1989: Khomeini takes over
Khomeini dies on June 3, 1989 and Ayatollah Ali Khomeini, president since October 1981, becomes the supreme leader.
Moderate conservative Akbar Hashemi Rafsanjani is elected president. Re-elected in 1993, he orchestrates a relative opening up of the regime and reconstruction after the war with Iraq.
1997-2005: standoff
Rafsanjani’s reformist successor, Mohammad Khatami, runs up against conservative opposition during his two terms from 1997 to 2005.
In July 1999 the regime faces the biggest protests since 1979, with students who back Khatami clashing with police.
A series of bloody student demonstrations taints his presidency.
2002: ‘axis of evil’
On January 29, 2002 US president George W. Bush puts Iran on a list of “axis of evil” states with Iraq and North Korea, accusing it of backing terrorism.
Washington had already in 1995 decreed a total trade and financial embargo on Iran.

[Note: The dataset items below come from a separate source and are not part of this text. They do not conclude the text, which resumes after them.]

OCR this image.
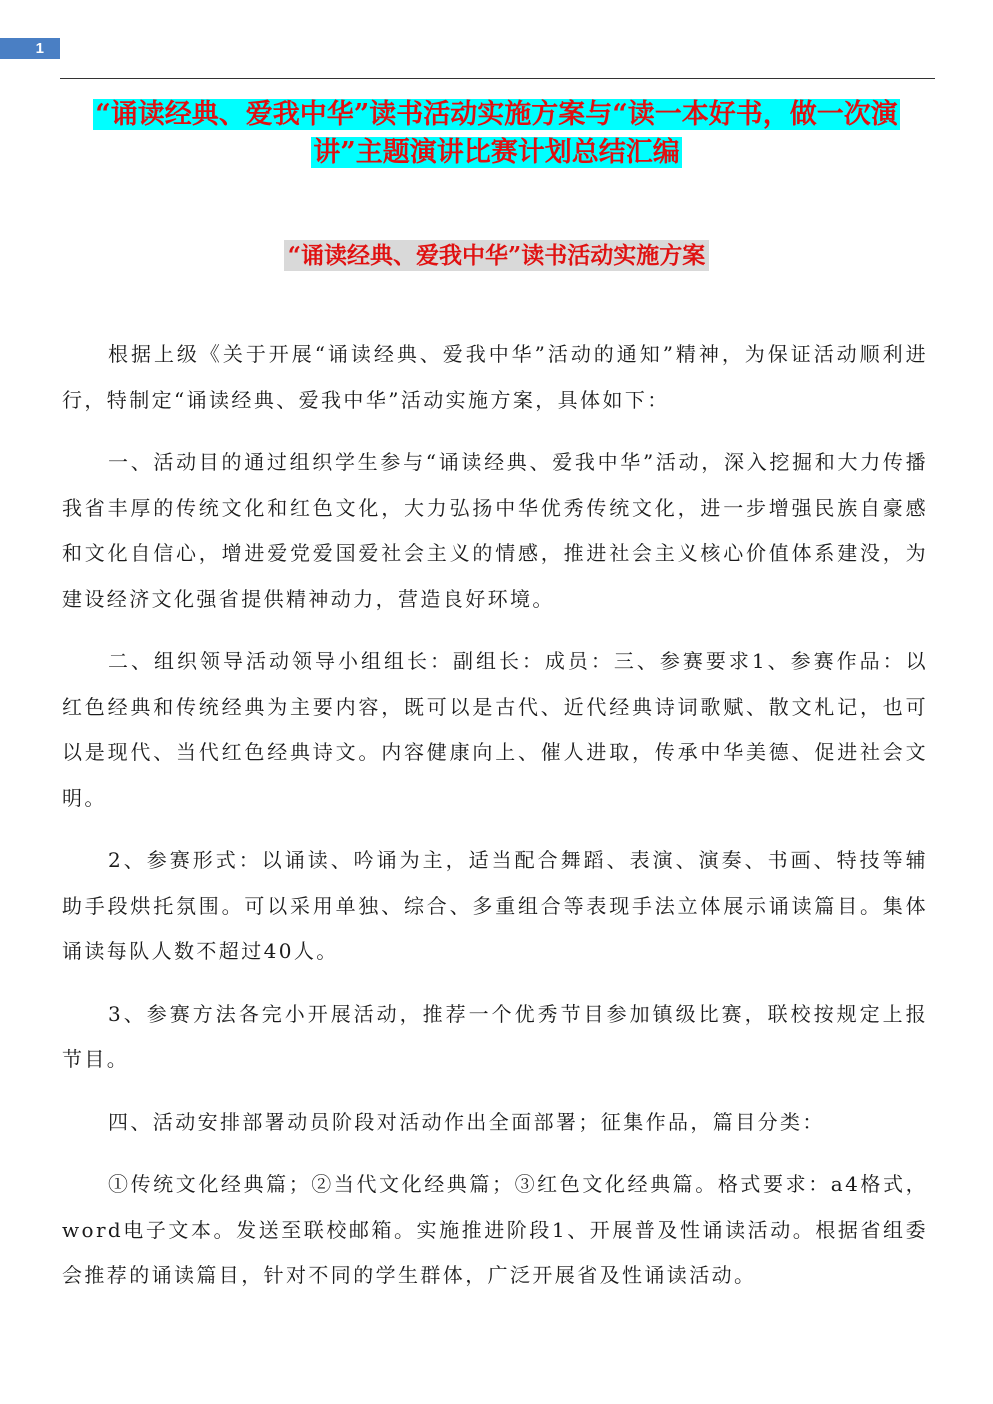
1
“诵读经典、爱我中华”读书活动实施方案与“读一本好书，做一次演讲”主题演讲比赛计划总结汇编
“诵读经典、爱我中华”读书活动实施方案

根据上级《关于开展“诵读经典、爱我中华”活动的通知”精神，为保证活动顺利进行，特制定“诵读经典、爱我中华”活动实施方案，具体如下：

一、活动目的通过组织学生参与“诵读经典、爱我中华”活动，深入挖掘和大力传播我省丰厚的传统文化和红色文化，大力弘扬中华优秀传统文化，进一步增强民族自豪感和文化自信心，增进爱党爱国爱社会主义的情感，推进社会主义核心价值体系建没，为建设经济文化强省提供精神动力，营造良好环境。

二、组织领导活动领导小组组长：副组长：成员：三、参赛要求1、参赛作品：以红色经典和传统经典为主要内容，既可以是古代、近代经典诗词歌赋、散文札记，也可以是现代、当代红色经典诗文。内容健康向上、催人进取，传承中华美德、促进社会文明。

2、参赛形式：以诵读、吟诵为主，适当配合舞蹈、表演、演奏、书画、特技等辅助手段烘托氛围。可以采用单独、综合、多重组合等表现手法立体展示诵读篇目。集体诵读每队人数不超过40人。

3、参赛方法各完小开展活动，推荐一个优秀节目参加镇级比赛，联校按规定上报节目。

四、活动安排部署动员阶段对活动作出全面部署；征集作品，篇目分类：

①传统文化经典篇；②当代文化经典篇；③红色文化经典篇。格式要求：a4格式，word电子文本。发送至联校邮箱。实施推进阶段1、开展普及性诵读活动。根据省组委会推荐的诵读篇目，针对不同的学生群体，广泛开展省及性诵读活动。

2005: Ahmadinejad era begins
On June 25, 2005 ultra-conservative Mahmoud Ahmadinejad is elected president. In August he says Israel should be “wiped off the map”.
During his terms, Iran begins uranium enrichment, alarming the West which suspects Tehran of wanting to make a nuclear weapon.
His re-election in June 2009 sparks a massive political crisis and a crackdown on nationwide protests that decimates the reformist movement.
2015: nuclear accord
The election of moderate cleric Hassan Rouhani on June 15, 2013 marks a warming of relations with Washington.
On September 27 Rouhani and US president Barack Obama talk by phone, contacts unprecedented at this level since Iran’s revolution.
An accord with world powers on Iran’s nuclear programme is reached on July 14, 2015, ending 12 years of crisis and 21 months of negotiations.
It gives Tehran relief from crippling economic sanctions in exchange for limits on its nuclear programme.
In October 2017 US President Donald Trump refuses to “certify” the accord.
2016: break with Saudi
In January 2016 Iran’s regional rival Saudi Arabia and its allies break off or scale back their diplomatic relations with Tehran after a crisis prompted by Riyadh’s execution of Shiite cleric Sheikh Nimr al-Nimr.
Since then Iran has been accused of interfering in the affairs of the Arab countries and of fanning conflict in Syria and Yemen.
2017: wave of protests
On May 19, 2017 Rouhani is re-elected with the support of reformists and a majority of the youth vote.
However criticism mounts that he has not fulfilled his electoral promises and abandoned the poor with his austerity policies.
Anti-regime protests erupt late December 28 and continue for several days, leaving 21 people dead.